Türkiye Cumhurbaşkanlığı İletişim Başkanı sayın Fahrettin Altun‘un çalışmaları görmezden gelmemiz mümkün değildir. Türkiye’nin önde gelen ve etkili medya kanalları, Ermeni enformasyon ağını yerlebir ederek Büyük Vatan Savaşı ve Ermeni zulmü hakkındaki gerçekleri yaydı. Türk kanalları, Büyük Vatan Savaşı sırasında Cumhurbaşkanı İlham Aliyev’in röportajlarına yer verdi, gece yarısı Berde ve Gence’deki terör saldırılarını Türkçe ve İngilizce olarak canlı yayınladı ve Azerbaycan’ın haklı olduklarına rağmen vahşetle insanların nasıl öldürüldüğünü gösterdi. Buradaki ana faktör, Azerbaycan’daki Türk Büyükelçiliği Sözcüsü Hüseyin Altınalan’ın gece gündüz yorulmak bilmeyen çalışmalarına yansıyan, Azerbaycan’dan koordineli, sistematik iş transferiydi. Tüm bilgi yüklerinin değiş tokuşuna ve bu konuların koordinasyonuna katkısı yadsınamaz.

Büyük Vatan Savaşı’nın ortaya çıkardığı gerçek, bilgi savaşının sonuç odaklı ve başarılı bir şekilde yürütülmesinin, savaşların ve diplomatik faaliyetlerin yürütülmesi kadar önemli olduğunu gösterdi. Bu açıdan Azerbaycan Cumhurbaşkanı Yardımcısı Hikmet Hacıyev’in kısa sürede olumlu sonuçlarla yaptığı çalışma çok önemli ve takdire şayan.
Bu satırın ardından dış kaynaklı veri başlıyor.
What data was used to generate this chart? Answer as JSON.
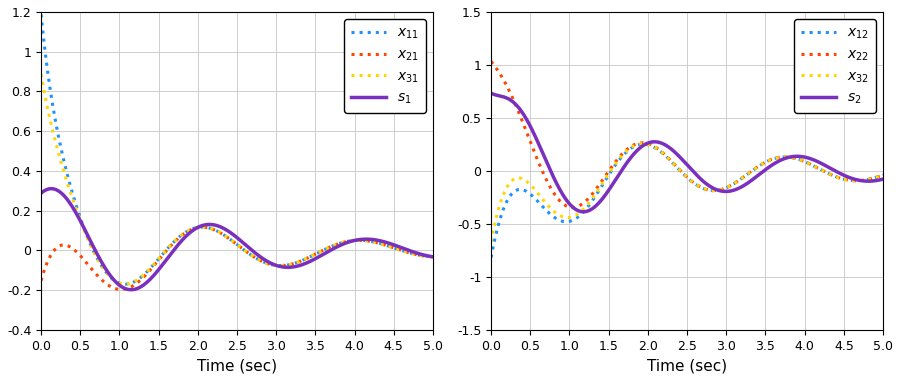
{
  "plot1": {
    "xlabel": "Time (sec)",
    "xlim": [
      0,
      5
    ],
    "ylim": [
      -0.4,
      1.2
    ],
    "yticks": [
      -0.4,
      -0.2,
      0,
      0.2,
      0.4,
      0.6,
      0.8,
      1.0,
      1.2
    ],
    "xticks": [
      0,
      0.5,
      1.0,
      1.5,
      2.0,
      2.5,
      3.0,
      3.5,
      4.0,
      4.5,
      5.0
    ],
    "legend": [
      "$x_{11}$",
      "$x_{21}$",
      "$x_{31}$",
      "$s_1$"
    ],
    "colors": [
      "#1e90ff",
      "#ff4500",
      "#ffd700",
      "#7b2fbe"
    ]
  },
  "plot2": {
    "xlabel": "Time (sec)",
    "xlim": [
      0,
      5
    ],
    "ylim": [
      -1.5,
      1.5
    ],
    "yticks": [
      -1.5,
      -1.0,
      -0.5,
      0,
      0.5,
      1.0,
      1.5
    ],
    "xticks": [
      0,
      0.5,
      1.0,
      1.5,
      2.0,
      2.5,
      3.0,
      3.5,
      4.0,
      4.5,
      5.0
    ],
    "legend": [
      "$x_{12}$",
      "$x_{22}$",
      "$x_{32}$",
      "$s_2$"
    ],
    "colors": [
      "#1e90ff",
      "#ff4500",
      "#ffd700",
      "#7b2fbe"
    ]
  }
}
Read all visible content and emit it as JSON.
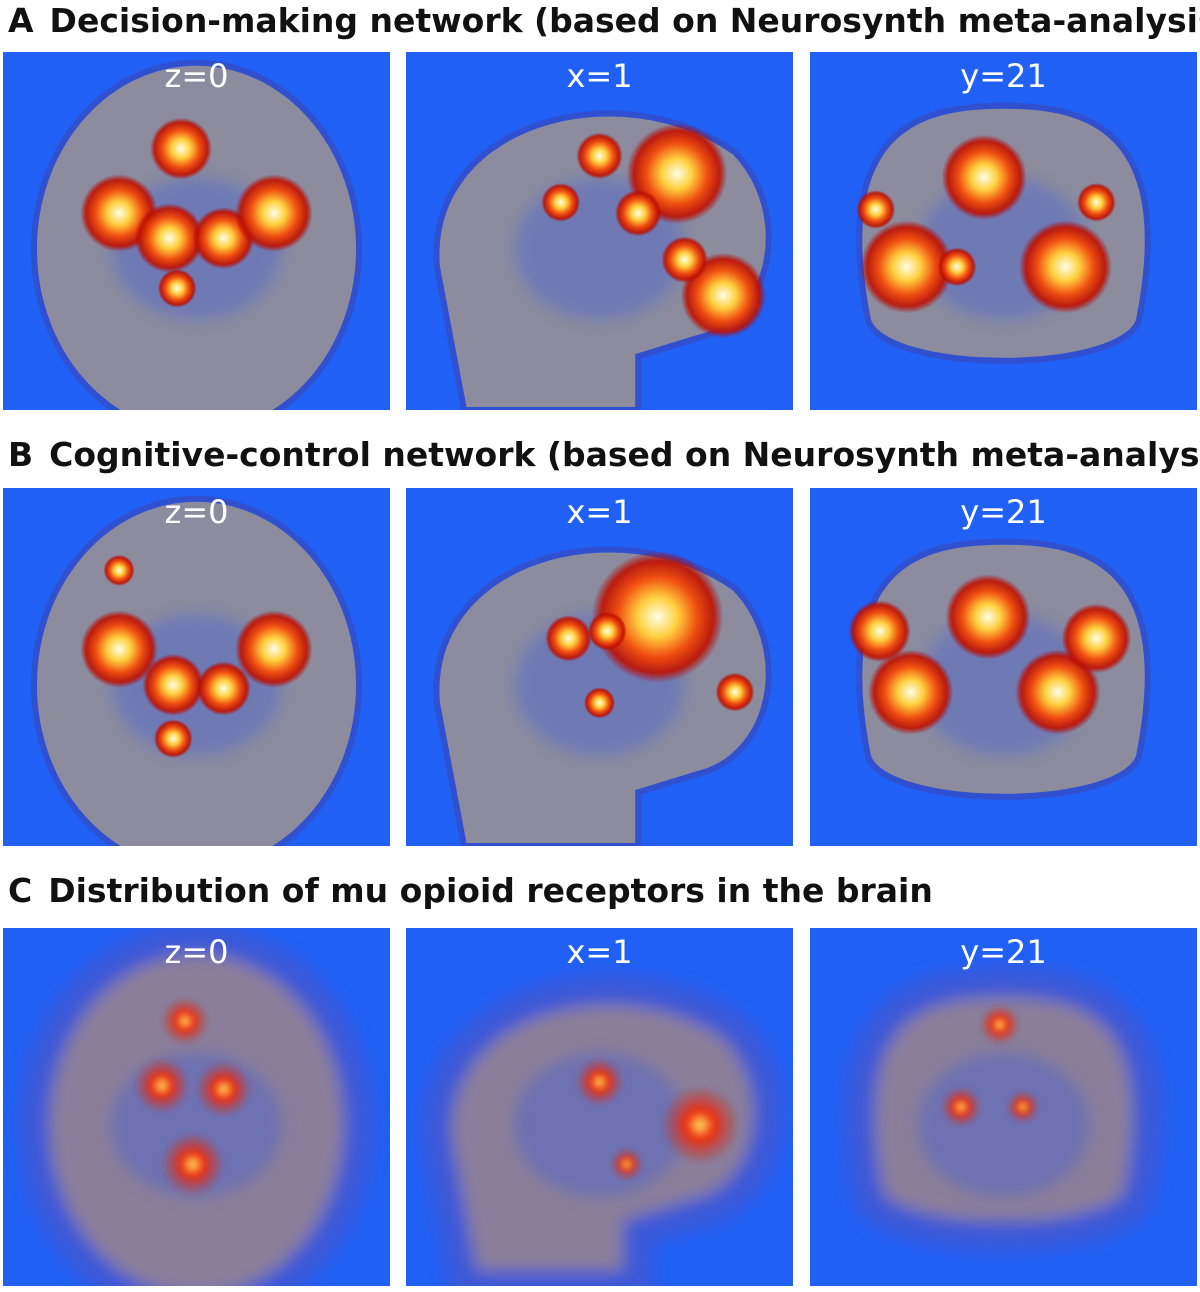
{
  "panels": [
    {
      "letter": "A",
      "title": "Decision-making network (based on Neurosynth meta-analysis)",
      "views": [
        "z=0",
        "x=1",
        "y=21"
      ]
    },
    {
      "letter": "B",
      "title": "Cognitive-control network (based on Neurosynth meta-analysis)",
      "views": [
        "z=0",
        "x=1",
        "y=21"
      ]
    },
    {
      "letter": "C",
      "title": "Distribution of mu opioid receptors in the brain",
      "views": [
        "z=0",
        "x=1",
        "y=21"
      ]
    }
  ]
}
Hikmet Hacıyev’in Bakü’deki Türk Dili Konuşan Ülkeler İşbirliği Konseyi Enformasyon ve Medya Bakanları 3. toplantısında, birincil olmayan kaynaklara yapılan çok sayıdaki atıfları dikkate alarak haklı olarak belirttiği gibi, medya alanında işbirliğinin daha fazla sistematize edilmesine büyük ihtiyaç vardır. Uluslararası arenada yanlış bilgilendirme, iftira ve kötülemeye karşı birlikte çalışmak çok önemli.